Thursday 1 December 2011

Outcast (2010)

One of the most interesting themes that seems to be coming to the fore in modern British horror films is that despite their contemporary urban settings, at their heart is very much a sense of the mythic, a hearkening back to the kind of folk tales that went to form much of what we now know as Celtic and other mythologies. Philip Ridley's HEARTLESS dealt with the age old tale of the Bargain With Powers With Whom One Should Never Deal, while OUTCAST goes one better, giving us a timeless story of magical powers in conflict and a beast conceived by misguided intentions that is aroused to transformation by Sex and Blood. The movie takes place on an Edinburgh council housing estate but it could just as easily be set anywhere and at any time during Britain's history. In fact as I watched it I wondered just how outright terrifying the film might have been if it had been set during the Middle Ages, with no electricity, grim weather, and an overwhelming all-pervading sense of the superstitious adding to the all too real terrors. The urban setting works well though, and serves as a reminder that tower blocks are really no different from a little huddle of medieval huts around a campfire. In fact perhaps to drive the point home we even get an ‘urban campfire’ scene early on in the proceedings that serves as a centre point for a teenagers’ get together.
            Mary (Kate Dickie) arrives with teenaged son Fergal (Niall Bruton) in Edinburgh, moves into the scabbiest, grimmest looking flat on an estate where the sun never shines, and immediately starts painting mystic symbols on the walls in her own blood. Pretty soon we find out why as we're introduced to Cathal (James Nesbitt in a fine angry scary form) who has been selected to pursue her and her son from Ireland.

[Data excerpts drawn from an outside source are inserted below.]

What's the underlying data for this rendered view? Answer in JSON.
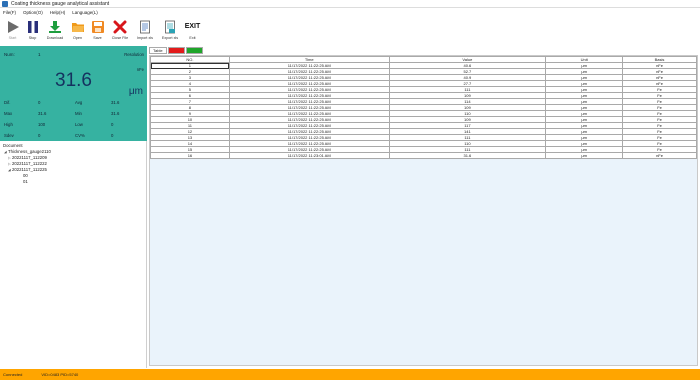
{
  "window": {
    "title": "Coating thickness gauge analytical assistant"
  },
  "menu": [
    {
      "label": "File(F)"
    },
    {
      "label": "Option(O)"
    },
    {
      "label": "Help(H)"
    },
    {
      "label": "Language(L)"
    }
  ],
  "toolbar": {
    "start": "Start",
    "stop": "Stop",
    "download": "Download",
    "open": "Open",
    "save": "Save",
    "close_file": "Close File",
    "import_xls": "Import xls",
    "export_xls": "Export xls",
    "exit": "Exit",
    "exit_glyph": "EXIT"
  },
  "file_path": "Unsaved file Thicknessgauge2110/20221117_112205.ctg",
  "measurement": {
    "num_label": "Num:",
    "num_value": "1",
    "resolution_label": "Resolution",
    "basis": "nFe",
    "value": "31.6",
    "unit": "μm",
    "stats": {
      "dif_label": "Dif.",
      "dif_value": "0",
      "avg_label": "Avg",
      "avg_value": "31.6",
      "max_label": "Max",
      "max_value": "31.6",
      "min_label": "Min",
      "min_value": "31.6",
      "high_label": "High",
      "high_value": "100",
      "low_label": "Low",
      "low_value": "0",
      "sdev_label": "Sdev",
      "sdev_value": "0",
      "cv_label": "CV%",
      "cv_value": "0"
    }
  },
  "tree": {
    "header": "Document",
    "root": "Thickness_gauge2110",
    "items": [
      "20221117_112209",
      "20221117_112222",
      "20221117_112225"
    ],
    "children": [
      "00",
      "01"
    ]
  },
  "tabs": {
    "table": "Table",
    "tab_red": "Lines",
    "tab_green": "Stats"
  },
  "table": {
    "columns": [
      "NO.",
      "Time",
      "Value",
      "Unit",
      "Basis"
    ],
    "rows": [
      [
        "1",
        "11/17/2022 11:22:25 AM",
        "40.6",
        "μm",
        "nFe"
      ],
      [
        "2",
        "11/17/2022 11:22:25 AM",
        "52.7",
        "μm",
        "nFe"
      ],
      [
        "3",
        "11/17/2022 11:22:25 AM",
        "40.9",
        "μm",
        "nFe"
      ],
      [
        "4",
        "11/17/2022 11:22:25 AM",
        "27.7",
        "μm",
        "nFe"
      ],
      [
        "5",
        "11/17/2022 11:22:25 AM",
        "111",
        "μm",
        "Fe"
      ],
      [
        "6",
        "11/17/2022 11:22:25 AM",
        "109",
        "μm",
        "Fe"
      ],
      [
        "7",
        "11/17/2022 11:22:25 AM",
        "114",
        "μm",
        "Fe"
      ],
      [
        "8",
        "11/17/2022 11:22:25 AM",
        "109",
        "μm",
        "Fe"
      ],
      [
        "9",
        "11/17/2022 11:22:25 AM",
        "110",
        "μm",
        "Fe"
      ],
      [
        "10",
        "11/17/2022 11:22:25 AM",
        "109",
        "μm",
        "Fe"
      ],
      [
        "11",
        "11/17/2022 11:22:25 AM",
        "117",
        "μm",
        "Fe"
      ],
      [
        "12",
        "11/17/2022 11:22:25 AM",
        "141",
        "μm",
        "Fe"
      ],
      [
        "13",
        "11/17/2022 11:22:25 AM",
        "111",
        "μm",
        "Fe"
      ],
      [
        "14",
        "11/17/2022 11:22:25 AM",
        "110",
        "μm",
        "Fe"
      ],
      [
        "15",
        "11/17/2022 11:22:25 AM",
        "111",
        "μm",
        "Fe"
      ],
      [
        "16",
        "11/17/2022 11:23:01 AM",
        "31.6",
        "μm",
        "nFe"
      ]
    ]
  },
  "status": {
    "connection": "Connected",
    "device": "VID=0483 PID=5740"
  },
  "colors": {
    "measure_panel": "#36b2a1",
    "status_bar": "#ffa500",
    "tab_red": "#e21b1b",
    "tab_green": "#1fa52a"
  }
}
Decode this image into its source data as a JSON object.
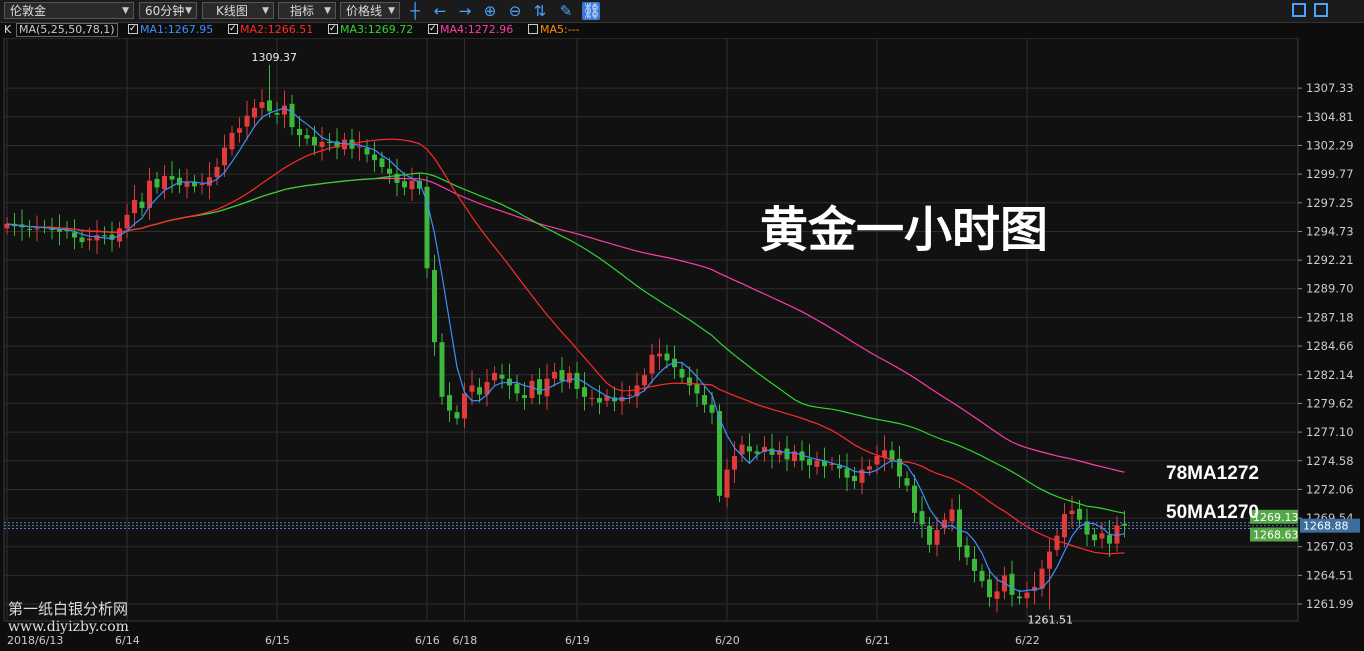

He's been given special powers to enable him to detect and destroy them but needs the assistance of Liam (Ciaran McMenamin) and permission from the Laird (James Cosmo - a nice touch) to enable him to carry out his task. Fergal meets nice girl Petronella (Hannah Stanbridge) and they embark on the kind of ultimately doomed romance dark myth has thrived on since forever. There’s also a monster on the prowl and as the bodies begin to pile up and Nesbitt gets ever closer the stage is set for the final showdown.
I enjoyed OUTCAST far more than I was expecting to. Dickie and Nesbitt are fine and well matched as the magicians from the old country, and Bruton and Stanbridge are engaging and likeable enough to engage audience sympathy. The council estate backdrop works well at being just that and director Colm McCarthy is wise not to rub his squalid urban setting in our faces too much, instead concentrating on the timelessness of his story and taking the time to include elements that continually catch the attention (the use of birds as sacrifices, the cockroach candle, the use of a blooded knife) all of which add up to a fine little modern British horror picture that, along with certain other recent efforts like PANIC BUTTON and KILL LIST has actually made me quite optimistic for the state of the BritHorror of today. Hurrah!